A friend of mine shared this helpful presentation on the basics of getting started with composting. It’s worth reading the whole thing, but I’ll hit the highlights here. The most important thing is getting at least a 2:1 ratio of “brown” (carbon-rich) to “green” (nitrogen-rich) in your compost bin. The color designations are a handy nickname for each category but don’t always correspond to the actual color of what’s in the category. The “green” (nitrogen-rich) category comes mostly from your kitchen: fruit and vegetable scraps and peelings, coffee grounds, and tea leaves, as well as “fresh” (not dried out) plants, like cut flowers, lawn or garden clippings, and fresh leaves. The “brown” (carbon-rich) category is more dried out plants, like pine needles and pine cones, dry leaves, and shredded non-glossy paper and cardboard. We are lucky to have a ton of pine trees in our yard, so when we dump the kitchen food scraps in the compost bin, we just grab a couple of big handfuls of dried pine needles to throw in with them. It’s not a good idea to put meat or dairy products in your bin since they attract animals, so in case you need a reason beyond the initial climate benefit and the pandemic-prevention benefit to move towards a vegan diet, a further benefit is limiting food waste since you won’t have the meat and dairy waste around to have to send to the landfill. 

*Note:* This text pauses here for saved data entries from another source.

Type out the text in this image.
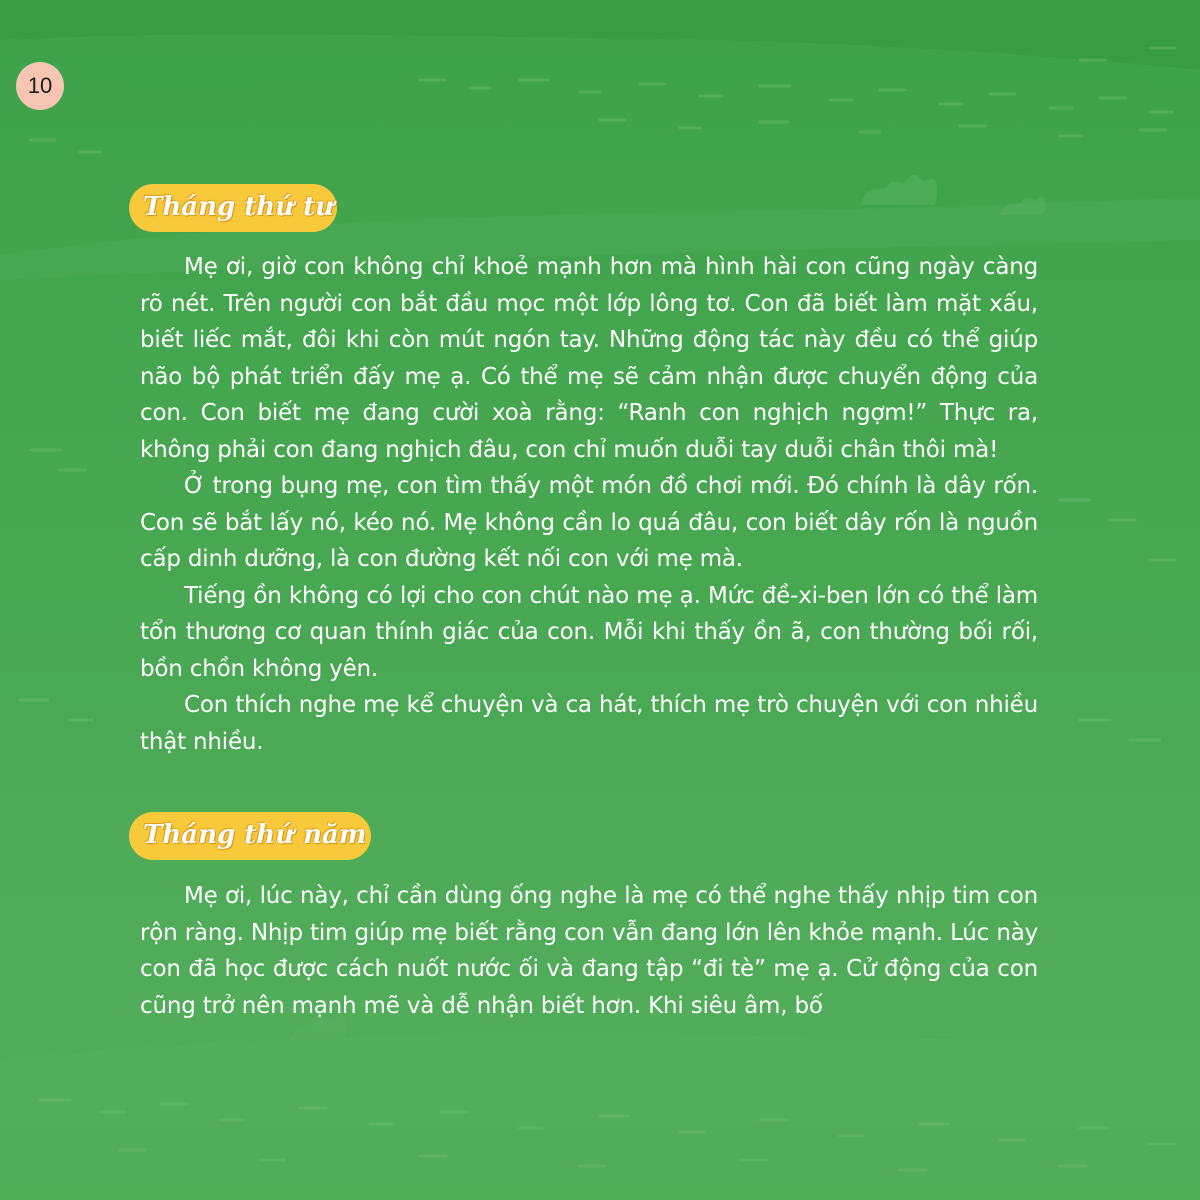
10
Tháng thứ tư

Mẹ ơi, giờ con không chỉ khoẻ mạnh hơn mà hình hài con cũng ngày càng rõ nét. Trên người con bắt đầu mọc một lớp lông tơ. Con đã biết làm mặt xấu, biết liếc mắt, đôi khi còn mút ngón tay. Những động tác này đều có thể giúp não bộ phát triển đấy mẹ ạ. Có thể mẹ sẽ cảm nhận được chuyển động của con. Con biết mẹ đang cười xoà rằng: “Ranh con nghịch ngợm!” Thực ra, không phải con đang nghịch đâu, con chỉ muốn duỗi tay duỗi chân thôi mà!

Ở trong bụng mẹ, con tìm thấy một món đồ chơi mới. Đó chính là dây rốn. Con sẽ bắt lấy nó, kéo nó. Mẹ không cần lo quá đâu, con biết dây rốn là nguồn cấp dinh dưỡng, là con đường kết nối con với mẹ mà.

Tiếng ồn không có lợi cho con chút nào mẹ ạ. Mức đề-xi-ben lớn có thể làm tổn thương cơ quan thính giác của con. Mỗi khi thấy ồn ã, con thường bối rối, bồn chồn không yên.

Con thích nghe mẹ kể chuyện và ca hát, thích mẹ trò chuyện với con nhiều thật nhiều.

Tháng thứ năm

Mẹ ơi, lúc này, chỉ cần dùng ống nghe là mẹ có thể nghe thấy nhịp tim con rộn ràng. Nhịp tim giúp mẹ biết rằng con vẫn đang lớn lên khỏe mạnh. Lúc này con đã học được cách nuốt nước ối và đang tập “đi tè” mẹ ạ. Cử động của con cũng trở nên mạnh mẽ và dễ nhận biết hơn. Khi siêu âm, bố
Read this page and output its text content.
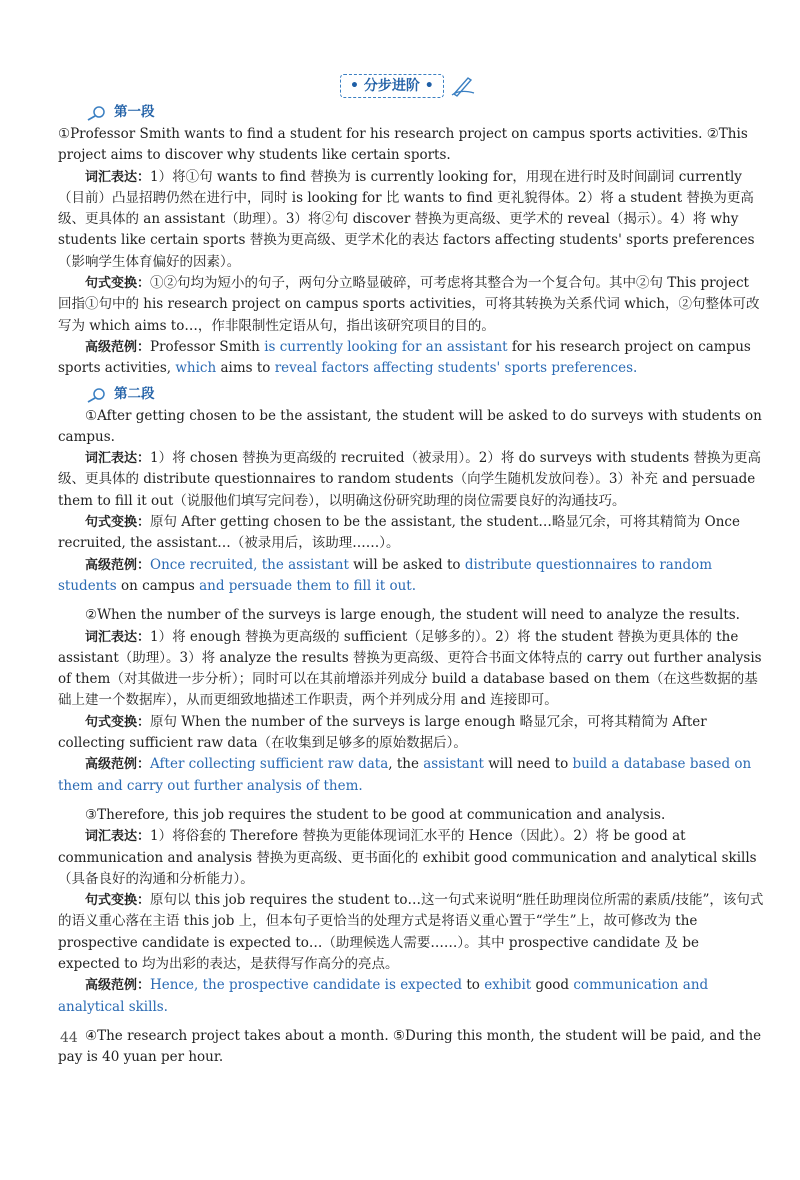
• 分步进阶 •
第一段

①Professor Smith wants to find a student for his research project on campus sports activities. ②This project aims to discover why students like certain sports.

词汇表达：1）将①句 wants to find 替换为 is currently looking for，用现在进行时及时间副词 currently（目前）凸显招聘仍然在进行中，同时 is looking for 比 wants to find 更礼貌得体。2）将 a student 替换为更高级、更具体的 an assistant（助理）。3）将②句 discover 替换为更高级、更学术的 reveal（揭示）。4）将 why students like certain sports 替换为更高级、更学术化的表达 factors affecting students' sports preferences（影响学生体育偏好的因素）。

句式变换：①②句均为短小的句子，两句分立略显破碎，可考虑将其整合为一个复合句。其中②句 This project 回指①句中的 his research project on campus sports activities，可将其转换为关系代词 which，②句整体可改写为 which aims to…，作非限制性定语从句，指出该研究项目的目的。

高级范例：Professor Smith is currently looking for an assistant for his research project on campus sports activities, which aims to reveal factors affecting students' sports preferences.

第二段

①After getting chosen to be the assistant, the student will be asked to do surveys with students on campus.

词汇表达：1）将 chosen 替换为更高级的 recruited（被录用）。2）将 do surveys with students 替换为更高级、更具体的 distribute questionnaires to random students（向学生随机发放问卷）。3）补充 and persuade them to fill it out（说服他们填写完问卷），以明确这份研究助理的岗位需要良好的沟通技巧。

句式变换：原句 After getting chosen to be the assistant, the student…略显冗余，可将其精简为 Once recruited, the assistant…（被录用后，该助理……）。

高级范例：Once recruited, the assistant will be asked to distribute questionnaires to random students on campus and persuade them to fill it out.

②When the number of the surveys is large enough, the student will need to analyze the results.

词汇表达：1）将 enough 替换为更高级的 sufficient（足够多的）。2）将 the student 替换为更具体的 the assistant（助理）。3）将 analyze the results 替换为更高级、更符合书面文体特点的 carry out further analysis of them（对其做进一步分析）；同时可以在其前增添并列成分 build a database based on them（在这些数据的基础上建一个数据库），从而更细致地描述工作职责，两个并列成分用 and 连接即可。

句式变换：原句 When the number of the surveys is large enough 略显冗余，可将其精简为 After collecting sufficient raw data（在收集到足够多的原始数据后）。

高级范例：After collecting sufficient raw data, the assistant will need to build a database based on them and carry out further analysis of them.

③Therefore, this job requires the student to be good at communication and analysis.

词汇表达：1）将俗套的 Therefore 替换为更能体现词汇水平的 Hence（因此）。2）将 be good at communication and analysis 替换为更高级、更书面化的 exhibit good communication and analytical skills（具备良好的沟通和分析能力）。

句式变换：原句以 this job requires the student to…这一句式来说明“胜任助理岗位所需的素质/技能”，该句式的语义重心落在主语 this job 上，但本句子更恰当的处理方式是将语义重心置于“学生”上，故可修改为 the prospective candidate is expected to…（助理候选人需要……）。其中 prospective candidate 及 be expected to 均为出彩的表达，是获得写作高分的亮点。

高级范例：Hence, the prospective candidate is expected to exhibit good communication and analytical skills.

④The research project takes about a month. ⑤During this month, the student will be paid, and the pay is 40 yuan per hour.

44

 Sources I’ve read are mixed on how much moisture to allow into your compost bin. It seems like the consensus is that you need some moisture but you don’t want it sopping wet. There are plenty of options of how to set up your compost (in a bin or even in a pit in a shaded area of your yard), but I’ll share our specifics just to make things easy if you want to use the same products. We used this inexpensive outdoor open bin, which our kids enjoyed helping set up. We keep this bin on our kitchen counter to collect our “green” kitchen scraps, and then when it gets almost full and we dump them in the bin outside, we grab some handfuls of dry pine needles (about twice the volume of the kitchen scraps) to throw in with them, and drape a small tarp loosely over the top of the contents of the outdoor bin so that it gets a little moisture inside without getting soaked when it rains. We turn the contents of the bin every 2-4 weeks with this pitchfork. We’ve only been composting for a couple of months, so our product hasn’t fully turned into soil yet, but it looks like it’s on the right track. We get some fruit fly-looking bugs flying around the pile but from what I hear it’s normal to have some bugs, and the number hasn’t gotten out of control or bothered us. 

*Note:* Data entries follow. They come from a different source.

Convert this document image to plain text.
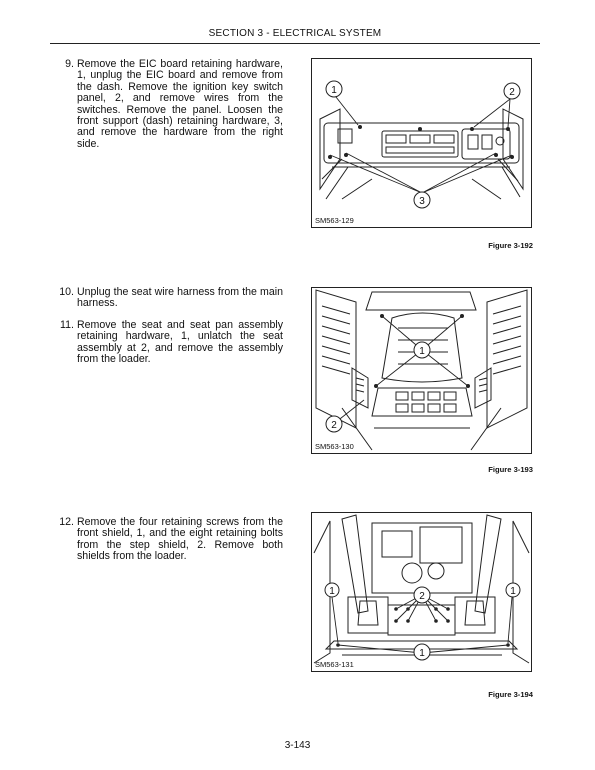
SECTION 3 - ELECTRICAL SYSTEM
9. Remove the EIC board retaining hardware, 1, unplug the EIC board and remove from the dash. Remove the ignition key switch panel, 2, and remove wires from the switches. Remove the panel. Loosen the front support (dash) retaining hardware, 3, and remove the hardware from the right side.
1	2
3
SM563-129
Figure 3-192
10. Unplug the seat wire harness from the main harness.
11. Remove the seat and seat pan assembly retaining hardware, 1, unlatch the seat assembly at 2, and remove the assembly from the loader.
1
2
SM563-130
Figure 3-193
12. Remove the four retaining screws from the front shield, 1, and the eight retaining bolts from the step shield, 2. Remove both shields from the loader.
2
1
1	1
SM563-131
Figure 3-194
3-143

And that’s it! Shorter than my usual posts. We’re not composting experts, but there’s really not much to it, so I wanted to go ahead and share to encourage others to give it a try too. Feel free to reach out with tips, insights, or questions, and happy composting!

2 thoughts on “Composting made easy-enough-to-start-during-a-pandemic

  1. We are long time composters and have really enjoyed the output for our gardens! Thanks for blogging!